After an embarrassing period where I got deeply into dynamically-typed OOP, Smalltalk, and Objective-C, I was introduced to functional programming and static typing at my university’s functional programming course (then called CS312 and in SML), and I quickly understood the benefits. My friends soon introduced me to Haskell, which I digested with enthusiasm. It is still my favorite GC’d language and applications programming language.

My career proceeded in the C++, systems side of things, as I worked as a low-latency programmer and later as an instructor at Tower Research Capital, but I never forgot my affection for Haskell and powerful static type systems. I excitedly embraced “modern C++” and C++11, and tried my best to use C++’s features to maximize safety and expressiveness.

My favorite part of my job at Tower was when I ran the technical training course for new programming hires, which I did for multiple iterations of that course.

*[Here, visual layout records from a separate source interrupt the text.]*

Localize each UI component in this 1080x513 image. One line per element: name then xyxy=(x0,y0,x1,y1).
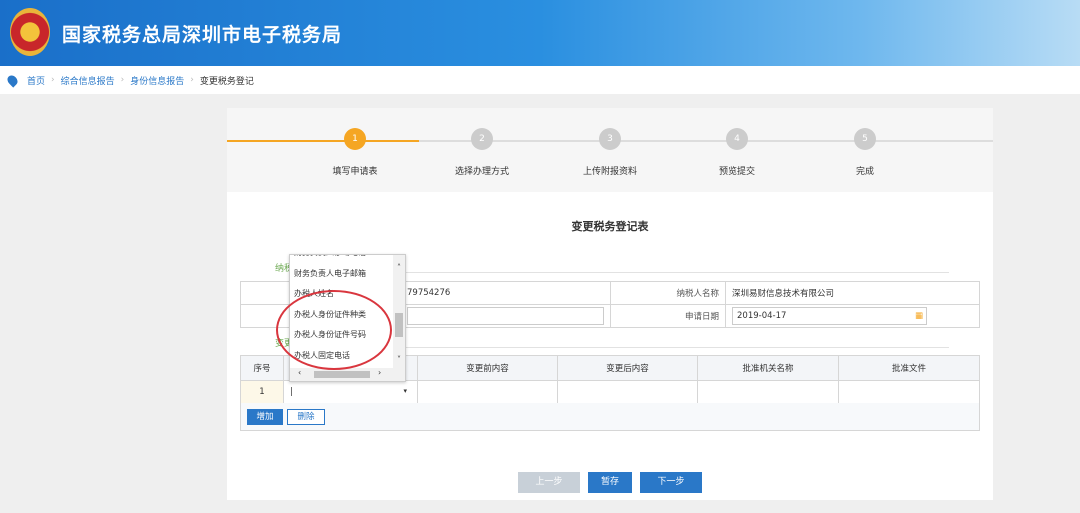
breadcrumb: 首页 › 综合信息报告 › 身份信息报告 › 变更税务登记 xyxy=(0,66,1080,94)
tax-logo xyxy=(10,8,50,56)
text-input[interactable] xyxy=(407,307,604,325)
chevron-right-icon: › xyxy=(378,368,382,377)
tax-id-value: 79754276 xyxy=(400,281,611,305)
location-pin-icon xyxy=(5,72,20,88)
calendar-icon[interactable]: ▦ xyxy=(915,310,923,323)
chevron-up-icon: ˄ xyxy=(397,263,401,272)
chevron-left-icon: ‹ xyxy=(298,368,302,377)
date-input[interactable]: 2019-04-17 ▦ xyxy=(732,307,927,325)
horizontal-scrollbar[interactable]: ‹ › xyxy=(290,368,405,381)
breadcrumb-home[interactable]: 首页 xyxy=(27,74,45,87)
site-title: 国家税务总局深圳市电子税务局 xyxy=(62,24,343,46)
annotation-circle xyxy=(276,290,392,370)
prev-step-button[interactable]: 上一步 xyxy=(518,472,580,493)
row-actions: 增加 删除 xyxy=(240,403,980,431)
save-draft-button[interactable]: 暂存 xyxy=(588,472,632,493)
taxpayer-name-value: 深圳易财信息技术有限公司 xyxy=(725,281,980,305)
breadcrumb-report[interactable]: 综合信息报告 xyxy=(61,74,115,87)
step-progress: 1 填写申请表 2 选择办理方式 3 上传附报资料 4 预览提交 5 完成 xyxy=(227,108,993,192)
form-title: 变更税务登记表 xyxy=(571,220,649,233)
dropdown-option[interactable]: 财务负责人移动电话 xyxy=(290,255,405,264)
main-panel: 1 填写申请表 2 选择办理方式 3 上传附报资料 4 预览提交 5 完成 变更税务登记表… xyxy=(227,108,993,500)
breadcrumb-current: 变更税务登记 xyxy=(199,76,254,87)
add-button[interactable]: 增加 xyxy=(247,409,283,425)
chevron-down-icon: ˅ xyxy=(397,355,401,364)
change-item-select[interactable]: | ▾ xyxy=(283,380,418,404)
vertical-scrollbar[interactable]: ˄ ˅ xyxy=(393,255,405,368)
delete-button[interactable]: 删除 xyxy=(287,409,325,425)
table-row: 1 | ▾ xyxy=(240,380,980,404)
next-step-button[interactable]: 下一步 xyxy=(640,472,702,493)
caret-down-icon: ▾ xyxy=(403,387,407,395)
step-4: 4 预览提交 xyxy=(677,128,797,177)
step-2: 2 选择办理方式 xyxy=(422,128,542,177)
breadcrumb-identity[interactable]: 身份信息报告 xyxy=(130,74,184,87)
step-3: 3 上传附报资料 xyxy=(550,128,670,177)
dropdown-option[interactable]: 财务负责人电子邮箱 xyxy=(290,264,405,285)
step-5: 5 完成 xyxy=(805,128,925,177)
header: 国家税务总局深圳市电子税务局 xyxy=(0,0,1080,66)
step-1: 1 填写申请表 xyxy=(295,128,415,177)
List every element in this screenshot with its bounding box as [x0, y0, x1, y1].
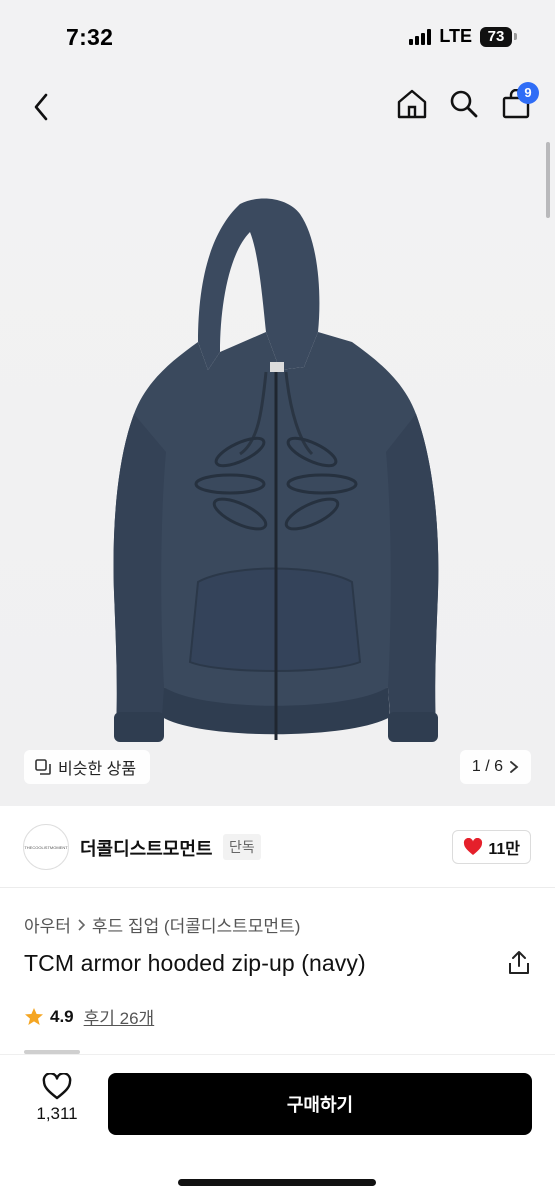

I covered topics like C++ template metaprogramming, network protocol design, and low-latency coding techniques. I really enjoyed instruction and got really good at explaining things and leading classes. I really miss teaching.

After Tower, I wanted to avoid finance and low-latency programming altogether, and took a job at Obsidian, one of the largest Haskell consultancy shops, to work on a mix of embedded C projects and Haskell projects in Reflex, Obsidian’s open-source framework for “Functional-Reactive Programming,” a revolutionary up-and-coming paradigm for GUI programming.

But my interests in strong typing and in systems programming could not fully be reconciled until I joined Savant Power, and discovered Rust. As I learned more about Rust, it overcame my initial skepticism, and it became clear to me that Rust was finally achieving what modern C++ had been striving for for so long: A high-performance systems programming language that was also type-safe, ergonomic, and composable.

And that is where I stand to this day: I believe that Rust is C++ done right.